Hmm . . . maybe the never-ending political threads that I always got tangled up in. Good times, good times.

One that stands out, and not in a good way, was the freaky fetish thread. That one amazed me simply for how long it went before being shut down.

I am reminded more of people that are no longer here that used to be so commonplace - people like Almaviva and Polednice.


----------



## Ingélou (Feb 10, 2013)

My favourite TC moment was the Composer-Rebus Thread - I was too thick to work out most of them, but it was wonderfully ingenious and witty. :tiphat:


----------



## Huilunsoittaja (Apr 6, 2010)

I remember when the first TC's Top 100 lists were just being made, and everyone was excited to help nominate their favorite pieces. Then it took too long to work out, and most people have abandoned adding to that really big list, but most of the other top 100s have been_ set in stone_. 

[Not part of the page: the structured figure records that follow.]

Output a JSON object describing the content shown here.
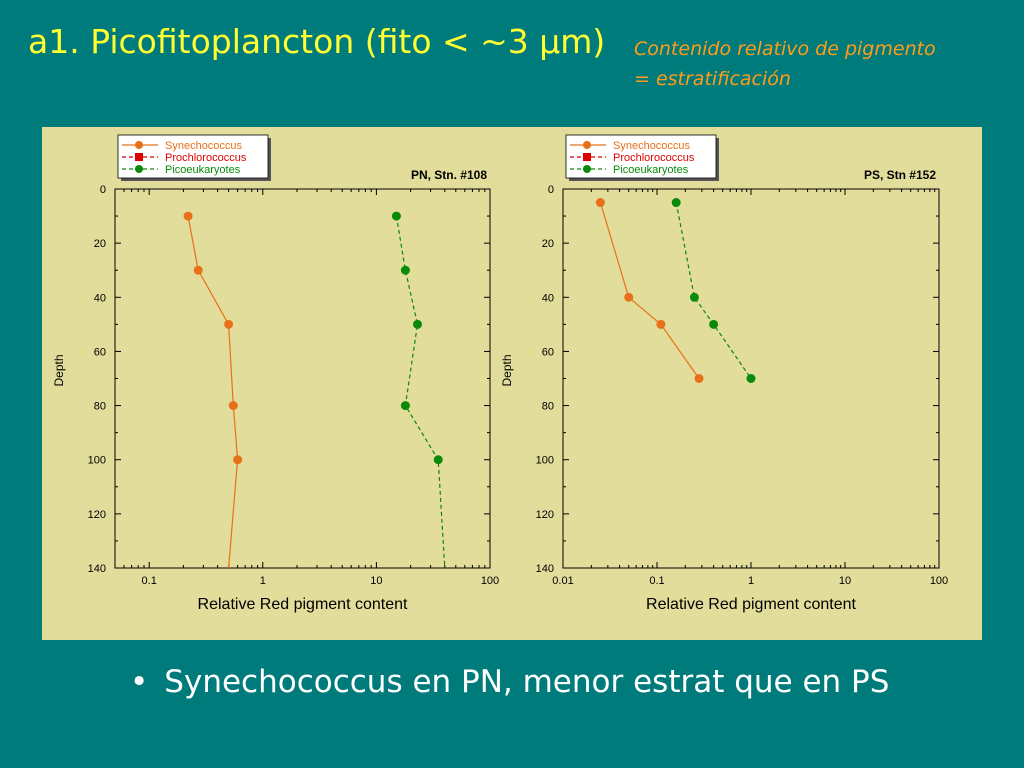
{
  "slide": {
    "title": "a1. Picofitoplancton (fito < ~3 µm)",
    "subtitle_line1": "Contenido relativo de pigmento",
    "subtitle_line2": "= estratificación",
    "bullet_symbol": "•",
    "bullet_text": "Synechococcus en PN, menor estrat que en PS"
  },
  "colors": {
    "background": "#007b7b",
    "title": "#ffff33",
    "subtitle": "#ff9c1a",
    "panel": "#e3dd9c",
    "synechococcus": "#e8701a",
    "prochlorococcus": "#e00000",
    "picoeukaryotes": "#0a8a0a"
  },
  "chart_data": [
    {
      "type": "scatter",
      "title": "PN, Stn. #108",
      "xlabel": "Relative Red pigment content",
      "ylabel": "Depth",
      "x_scale": "log",
      "xlim": [
        0.05,
        100
      ],
      "x_ticks": [
        0.1,
        1,
        10,
        100
      ],
      "x_tick_labels": [
        "0.1",
        "1",
        "10",
        "100"
      ],
      "y_reversed": true,
      "ylim": [
        0,
        140
      ],
      "y_ticks": [
        0,
        20,
        40,
        60,
        80,
        100,
        120,
        140
      ],
      "y_tick_labels": [
        "0",
        "20",
        "40",
        "60",
        "80",
        "100",
        "120",
        "140"
      ],
      "legend_position": "top-left",
      "legend": [
        "Synechococcus",
        "Prochlorococcus",
        "Picoeukaryotes"
      ],
      "series": [
        {
          "name": "Synechococcus",
          "color": "#e8701a",
          "line": "solid",
          "marker": "circle",
          "points": [
            [
              0.22,
              10
            ],
            [
              0.27,
              30
            ],
            [
              0.5,
              50
            ],
            [
              0.55,
              80
            ],
            [
              0.6,
              100
            ]
          ],
          "extend_to": [
            0.5,
            140
          ]
        },
        {
          "name": "Picoeukaryotes",
          "color": "#0a8a0a",
          "line": "dashed",
          "marker": "circle",
          "points": [
            [
              15,
              10
            ],
            [
              18,
              30
            ],
            [
              23,
              50
            ],
            [
              18,
              80
            ],
            [
              35,
              100
            ]
          ],
          "extend_to": [
            40,
            140
          ]
        }
      ]
    },
    {
      "type": "scatter",
      "title": "PS, Stn #152",
      "xlabel": "Relative Red pigment content",
      "ylabel": "Depth",
      "x_scale": "log",
      "xlim": [
        0.01,
        100
      ],
      "x_ticks": [
        0.01,
        0.1,
        1,
        10,
        100
      ],
      "x_tick_labels": [
        "0.01",
        "0.1",
        "1",
        "10",
        "100"
      ],
      "y_reversed": true,
      "ylim": [
        0,
        140
      ],
      "y_ticks": [
        0,
        20,
        40,
        60,
        80,
        100,
        120,
        140
      ],
      "y_tick_labels": [
        "0",
        "20",
        "40",
        "60",
        "80",
        "100",
        "120",
        "140"
      ],
      "legend_position": "top-left",
      "legend": [
        "Synechococcus",
        "Prochlorococcus",
        "Picoeukaryotes"
      ],
      "series": [
        {
          "name": "Synechococcus",
          "color": "#e8701a",
          "line": "solid",
          "marker": "circle",
          "points": [
            [
              0.025,
              5
            ],
            [
              0.05,
              40
            ],
            [
              0.11,
              50
            ],
            [
              0.28,
              70
            ]
          ]
        },
        {
          "name": "Picoeukaryotes",
          "color": "#0a8a0a",
          "line": "dashed",
          "marker": "circle",
          "points": [
            [
              0.16,
              5
            ],
            [
              0.25,
              40
            ],
            [
              0.4,
              50
            ],
            [
              1.0,
              70
            ]
          ]
        }
      ]
    }
  ]
}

I noted that in our top 100 Choral Works list, we somehow missed Orff's Carmina Burana. I think that oversight is probably the funniest mistake this forum has ever made, that _nobody _remembered it. Goes to show how elitist we are around here... :tiphat:


----------



## Klavierspieler (Jul 16, 2011)

Talk Classical provides a realistic representation of life in a concert hall.


----------



## violadude (May 2, 2011)

I do miss Polednice's presence on the forum. He could be the type of person that might turn you off at first because of the bite in some of his posts, but when you got to know him better he was an awesome guy and always had a cool perspective to bring to posts.


----------



## Crudblud (Dec 29, 2011)

I thought the fetish thread was simultaneously hilarious and a beautiful testament to the myriad ways in which we humans express our love for each other in the physical realm.

Some of my favourite moments here have involved meeting new people. BD, PetrB, Novelette, Mahlerian, Aleazk, Ramako, and so many others here who have deigned to befriend me for whatever reason, these are some of the most intelligent and pleasant people I have ever had the pleasure of meeting.


----------



## Yoshi (Jul 15, 2009)

Klavierspieler said:


> Talk Classical provides a realistic representation of life in a concert hall.


That video never gets old.

aeiou


----------



## neoshredder (Nov 7, 2011)

Mozart vs. Modernism debate. Great times.


----------



## neoshredder (Nov 7, 2011)

violadude said:


> I do miss Polednice's presence on the forum. He could be the type of person that might turn you off at first because of the bite in some of his posts, but when you got to know him better he was an awesome guy and always had a cool perspective to bring to posts.


I remember that Say Something Nice thread. Classic. lol


----------